His fellow motorcycle racers don't know what to make of Roger Hurd.


"The guys see me hobbling around the start line. Then they drop the flag and it all goes away," Hurd said.


Hurd has a handicapped placard hanging from his rearview mirror and when he heads to the starting line at races, his gait is slow and unsteady. He suffers from Parkinson's disease, a degenerative nerve disorder that causes muscle tremors, joint stiffness, slowness of movement and affects victims' balance.


"Everybody's been open arms. Everybody's been great," he said. "My biggest trouble is walking; if I have to walk long distances, it kills me."


Hurd doesn't seem capable of riding in a grueling off-road motorcycle race, much less winning them but that's exactly what he's doing.


"When I ride, I don't shake. I actually feel normal. So I try to ride as much as I can," he laughed. Doctors tell him that the riding actually works all of his muscle groups, and is therapeutic. "Everything just seems to go away."


Hurd had the symptoms of Parkinson's disease for years, but it wasn't until 2008 that he actually discovered the tremors and reduced endurance were anything other than pinched nerves or exhaustion. A former professional racer, he ranked second in 1991 and 1992, 125-cc class motorcycle-racing category in the American Motorcyclist Association's District 37.


After being diagnosed with the disease, he rode in the grueling Baja 1000 for the first time in 14 years in 2009, and again in 2010.


"Last year, I probably did eight or 10 races," he said.


And he isn't slowing down: Hurd has picked up additional sponsors and will probably race in 14 to 15 races this season.


"I've been getting better and better as I get stronger," he said. He's had three wins in the over-40 senior division this year, including two over Mother's Day weekend. In his prime, he was ranked second place in the district, two years in a row. (The AMA ranking is based on points accumulated in the top 20 finishes a rider had in a given season, although only a fraction of all competitors race 20 or more times. Hurd hasn't done so since 1992.)


"I've had to change up my riding style a bit, because it takes a long time for my muscles to move," he said.


As the messages take longer to go from his brain to his hands and feet, Hurd has to think about his turns further in advance, and he's modified his motorcycle to account for the progression of his Parkinson's.

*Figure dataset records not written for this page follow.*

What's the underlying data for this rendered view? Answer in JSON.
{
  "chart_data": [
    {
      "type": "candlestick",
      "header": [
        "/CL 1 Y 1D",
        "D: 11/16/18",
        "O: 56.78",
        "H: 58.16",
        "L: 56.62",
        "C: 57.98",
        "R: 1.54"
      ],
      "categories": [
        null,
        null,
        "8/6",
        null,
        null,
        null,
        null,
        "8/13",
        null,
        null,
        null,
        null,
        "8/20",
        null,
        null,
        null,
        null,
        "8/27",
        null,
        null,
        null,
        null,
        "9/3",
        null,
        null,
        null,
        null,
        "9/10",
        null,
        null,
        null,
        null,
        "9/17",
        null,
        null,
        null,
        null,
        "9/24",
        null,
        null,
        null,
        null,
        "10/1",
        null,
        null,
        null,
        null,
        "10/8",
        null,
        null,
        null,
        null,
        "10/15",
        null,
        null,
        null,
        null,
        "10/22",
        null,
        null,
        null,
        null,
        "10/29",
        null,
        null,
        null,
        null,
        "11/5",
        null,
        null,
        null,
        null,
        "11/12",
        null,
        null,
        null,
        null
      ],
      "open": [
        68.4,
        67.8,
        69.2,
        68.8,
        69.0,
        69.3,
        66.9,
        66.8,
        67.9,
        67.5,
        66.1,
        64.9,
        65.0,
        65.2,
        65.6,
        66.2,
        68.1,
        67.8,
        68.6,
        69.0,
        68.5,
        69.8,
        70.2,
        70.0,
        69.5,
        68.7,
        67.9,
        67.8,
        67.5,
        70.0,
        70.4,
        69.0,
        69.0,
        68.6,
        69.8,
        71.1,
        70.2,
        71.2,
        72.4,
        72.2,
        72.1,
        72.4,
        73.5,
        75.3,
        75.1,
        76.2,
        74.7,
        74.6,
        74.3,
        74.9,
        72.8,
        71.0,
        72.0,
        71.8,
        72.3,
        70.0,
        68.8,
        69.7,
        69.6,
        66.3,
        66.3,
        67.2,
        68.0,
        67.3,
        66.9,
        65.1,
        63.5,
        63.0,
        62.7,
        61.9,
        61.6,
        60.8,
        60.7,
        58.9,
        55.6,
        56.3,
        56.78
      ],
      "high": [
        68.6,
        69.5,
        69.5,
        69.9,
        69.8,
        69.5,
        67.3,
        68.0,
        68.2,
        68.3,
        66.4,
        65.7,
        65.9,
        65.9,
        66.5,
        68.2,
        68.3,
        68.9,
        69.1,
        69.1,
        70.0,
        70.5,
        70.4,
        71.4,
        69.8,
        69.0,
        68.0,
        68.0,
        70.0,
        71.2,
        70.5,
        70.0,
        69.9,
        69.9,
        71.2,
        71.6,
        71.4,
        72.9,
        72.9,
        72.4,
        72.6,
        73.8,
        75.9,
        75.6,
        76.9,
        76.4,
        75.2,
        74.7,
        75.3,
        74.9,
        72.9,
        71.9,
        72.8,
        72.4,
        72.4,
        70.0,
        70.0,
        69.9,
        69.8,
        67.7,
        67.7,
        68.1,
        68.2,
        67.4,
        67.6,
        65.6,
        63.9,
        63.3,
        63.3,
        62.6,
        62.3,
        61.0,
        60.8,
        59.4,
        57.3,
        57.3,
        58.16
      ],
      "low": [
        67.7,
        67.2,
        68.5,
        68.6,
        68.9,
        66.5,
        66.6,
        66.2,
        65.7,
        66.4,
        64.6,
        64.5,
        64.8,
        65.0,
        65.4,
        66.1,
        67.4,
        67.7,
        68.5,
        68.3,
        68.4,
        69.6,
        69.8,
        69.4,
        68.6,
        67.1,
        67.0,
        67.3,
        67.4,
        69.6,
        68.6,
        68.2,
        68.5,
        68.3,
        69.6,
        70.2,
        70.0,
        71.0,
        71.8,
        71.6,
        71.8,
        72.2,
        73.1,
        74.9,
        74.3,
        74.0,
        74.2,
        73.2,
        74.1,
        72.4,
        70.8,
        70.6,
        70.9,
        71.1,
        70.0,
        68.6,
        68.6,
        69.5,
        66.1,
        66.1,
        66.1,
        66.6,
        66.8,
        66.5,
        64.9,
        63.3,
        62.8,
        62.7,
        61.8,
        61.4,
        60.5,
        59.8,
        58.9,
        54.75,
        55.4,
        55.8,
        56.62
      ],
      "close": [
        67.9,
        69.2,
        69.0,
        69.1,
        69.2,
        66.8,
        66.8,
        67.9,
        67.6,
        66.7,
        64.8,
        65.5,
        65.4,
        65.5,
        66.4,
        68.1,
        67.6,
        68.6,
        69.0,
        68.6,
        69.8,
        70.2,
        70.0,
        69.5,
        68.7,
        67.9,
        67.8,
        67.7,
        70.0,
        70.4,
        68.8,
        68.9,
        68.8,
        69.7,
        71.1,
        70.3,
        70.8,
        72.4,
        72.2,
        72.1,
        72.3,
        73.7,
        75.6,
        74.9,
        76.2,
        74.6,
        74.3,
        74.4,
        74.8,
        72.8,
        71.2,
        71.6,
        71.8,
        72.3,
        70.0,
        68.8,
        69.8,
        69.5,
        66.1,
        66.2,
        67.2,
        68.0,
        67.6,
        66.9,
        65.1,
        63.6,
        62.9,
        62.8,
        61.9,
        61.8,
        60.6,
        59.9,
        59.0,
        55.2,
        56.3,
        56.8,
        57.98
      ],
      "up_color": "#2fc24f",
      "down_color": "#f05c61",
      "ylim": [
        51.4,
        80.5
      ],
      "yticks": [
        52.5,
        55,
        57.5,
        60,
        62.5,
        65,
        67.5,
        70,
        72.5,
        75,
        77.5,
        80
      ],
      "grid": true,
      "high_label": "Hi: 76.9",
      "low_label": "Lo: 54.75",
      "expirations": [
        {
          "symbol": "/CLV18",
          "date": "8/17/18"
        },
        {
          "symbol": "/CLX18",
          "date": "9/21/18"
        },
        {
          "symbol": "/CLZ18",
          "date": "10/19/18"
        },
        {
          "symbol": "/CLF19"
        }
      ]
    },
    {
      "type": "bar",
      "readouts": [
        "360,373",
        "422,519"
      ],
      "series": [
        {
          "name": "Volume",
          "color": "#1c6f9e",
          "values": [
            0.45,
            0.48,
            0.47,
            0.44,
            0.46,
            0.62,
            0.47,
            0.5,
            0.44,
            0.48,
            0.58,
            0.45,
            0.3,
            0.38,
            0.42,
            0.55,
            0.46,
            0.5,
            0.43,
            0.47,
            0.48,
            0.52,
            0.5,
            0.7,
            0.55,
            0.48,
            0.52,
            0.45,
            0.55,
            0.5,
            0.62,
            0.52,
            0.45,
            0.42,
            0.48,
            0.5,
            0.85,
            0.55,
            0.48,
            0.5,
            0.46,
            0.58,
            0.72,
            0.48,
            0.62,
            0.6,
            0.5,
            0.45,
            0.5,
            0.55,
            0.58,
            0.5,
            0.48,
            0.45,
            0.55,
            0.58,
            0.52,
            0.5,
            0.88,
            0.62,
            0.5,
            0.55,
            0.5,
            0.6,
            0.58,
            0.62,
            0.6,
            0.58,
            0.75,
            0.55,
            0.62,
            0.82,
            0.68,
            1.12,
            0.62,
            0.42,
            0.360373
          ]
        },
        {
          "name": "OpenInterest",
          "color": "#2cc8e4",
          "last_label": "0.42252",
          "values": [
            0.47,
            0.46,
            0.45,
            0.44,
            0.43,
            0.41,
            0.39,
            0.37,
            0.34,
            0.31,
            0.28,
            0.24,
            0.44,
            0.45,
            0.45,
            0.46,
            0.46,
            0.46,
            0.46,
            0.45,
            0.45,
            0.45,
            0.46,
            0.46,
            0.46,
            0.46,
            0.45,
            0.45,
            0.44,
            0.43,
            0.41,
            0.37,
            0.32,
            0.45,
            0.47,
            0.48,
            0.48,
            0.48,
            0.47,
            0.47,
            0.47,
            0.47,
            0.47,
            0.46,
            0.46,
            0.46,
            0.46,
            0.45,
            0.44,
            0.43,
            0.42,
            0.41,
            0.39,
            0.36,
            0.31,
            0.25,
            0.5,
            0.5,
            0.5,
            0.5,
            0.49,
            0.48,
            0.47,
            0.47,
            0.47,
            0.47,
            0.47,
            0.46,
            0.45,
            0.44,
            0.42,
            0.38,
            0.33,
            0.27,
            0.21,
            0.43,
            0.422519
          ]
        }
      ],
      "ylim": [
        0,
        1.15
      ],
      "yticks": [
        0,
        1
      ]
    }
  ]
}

"I'm feeling really comfortable on the bike and it shows, because I'm getting better and better." Hurd's doctors are on board with his racing-as-physical-therapy regimen. "They tell me to do it as long as I can, as long as I feel comfortable."


Still, there's no question that Parkinson's will ultimately pull out ahead of Hurd.


"At this point, we're in a pretty good race," he said. "I know I've only got a couple of years left that I can do this as a top runner. ... But I'll ride as long as I can."